Mon vieil ami Michel, qui fréquentait régulièrement l’établissement, voulait absolument savoir quel marchand de vin ravitaillait les Noces de Cana. Dans la mesure où ses occupations nombreuses lui en laissaient le temps, il fit le guet à plusieurs reprises, tôt le matin, pour observer le bal des livreurs : jamais il ne vit passer le moindre marchand de boissons. Le seul phénomène curieux qu’il observa un jour, c’est le stationnement, devant l’auberge, d’une carriole tirée par un âne. Un vieux paysan déchargeait tranquillement quelques bottes de paille qu’il descendait ensuite précautionneusement à la cave, en empruntant un escalier situé dans la courette intérieure du restaurant. Cette livraison insolite le découragea définitivement. Il renonça à savoir d’où provenaient les substances étranges et les boissons alcoolisées que le patron faisait consommer à sa clientèle. Dans la mesure où c’était bon, pas cher, et disponible quasiment à volonté, à quoi bon s’interroger inutilement ? Michel renonça donc à sa quête. Si le bonhomme avait des secrets, il n’avait qu’à les conserver. Après tout, il ne faisait quasiment rien de répréhensible…

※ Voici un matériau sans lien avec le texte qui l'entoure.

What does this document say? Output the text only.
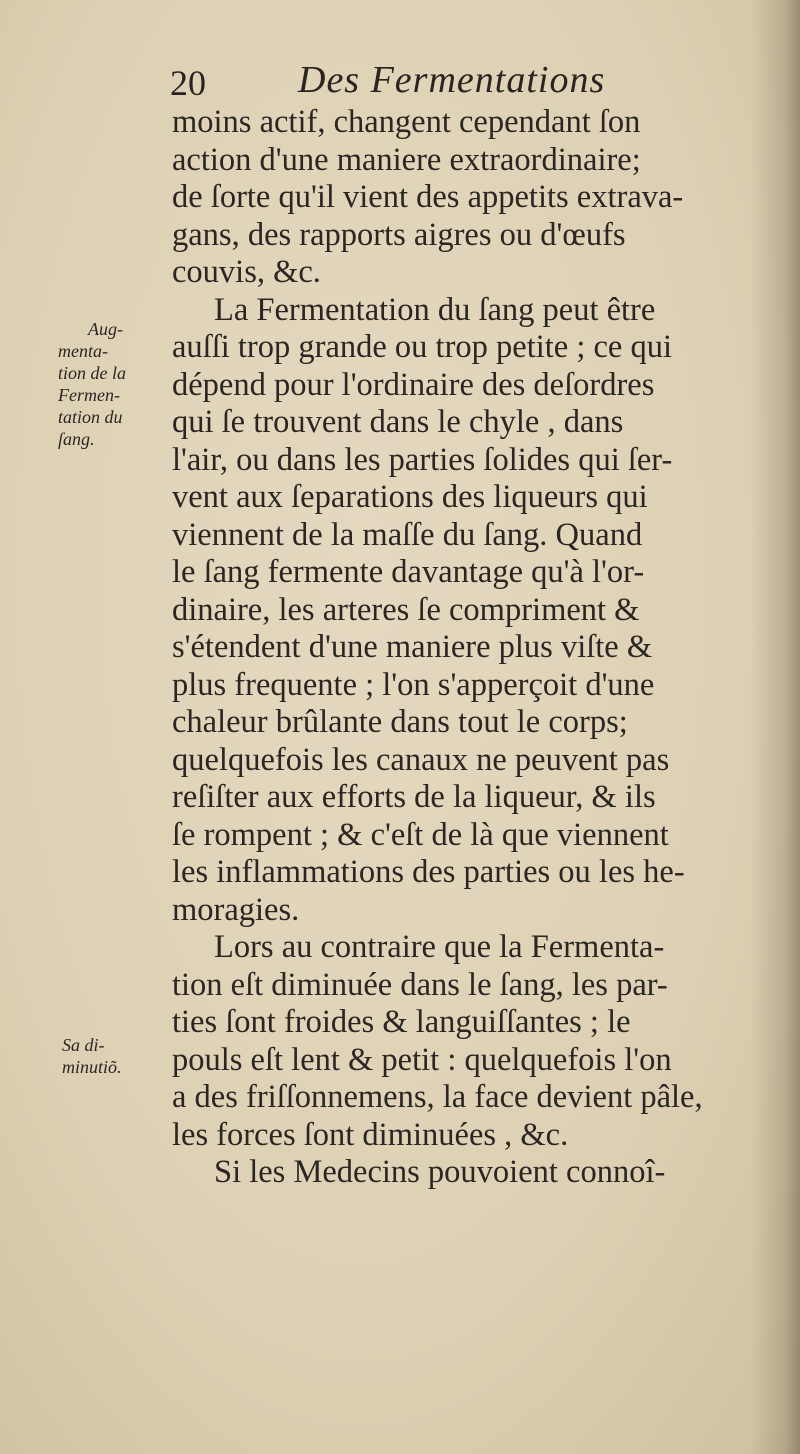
20 Des Fermentations
Aug-
menta-
tion de la
Fermen-
tation du
ſang.
Sa di-
minutiõ.
moins actif, changent cependant ſon
action d'une maniere extraordinaire;
de ſorte qu'il vient des appetits extrava-
gans, des rapports aigres ou d'œufs
couvis, &c.
La Fermentation du ſang peut être
auſſi trop grande ou trop petite ; ce qui
dépend pour l'ordinaire des deſordres
qui ſe trouvent dans le chyle , dans
l'air, ou dans les parties ſolides qui ſer-
vent aux ſeparations des liqueurs qui
viennent de la maſſe du ſang. Quand
le ſang fermente davantage qu'à l'or-
dinaire, les arteres ſe compriment &
s'étendent d'une maniere plus viſte &
plus frequente ; l'on s'apperçoit d'une
chaleur brûlante dans tout le corps;
quelquefois les canaux ne peuvent pas
reſiſter aux efforts de la liqueur, & ils
ſe rompent ; & c'eſt de là que viennent
les inflammations des parties ou les he-
moragies.
Lors au contraire que la Fermenta-
tion eſt diminuée dans le ſang, les par-
ties ſont froides & languiſſantes ; le
pouls eſt lent & petit : quelquefois l'on
a des friſſonnemens, la face devient pâle,
les forces ſont diminuées , &c.
Si les Medecins pouvoient connoî-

NDLR : photos prises à Rouen (1, 4, 5) ou dans d’autres lieux par les courageux reporters de la Feuille Charbinoise.
5 Comments so far...
JEA Says:
1 avril 2010 at 09:29.
En guise de salut aux si « courageux reporters de la Feuille… »
cette recette d’ici (mais aussi certainement d’ailleurs) :
pour un demi-litre de rhum blanc
1 verre de sucre de canne forcément liquide
2 bonnes grosses poignées de framboises
laisser macérer en paix et pendant une à deux semaines le rhum et les fruits
filtrer
ajouter le sucre de canne
et voilà, ce n’est pas sorcier, ce n’est pas imbuvable…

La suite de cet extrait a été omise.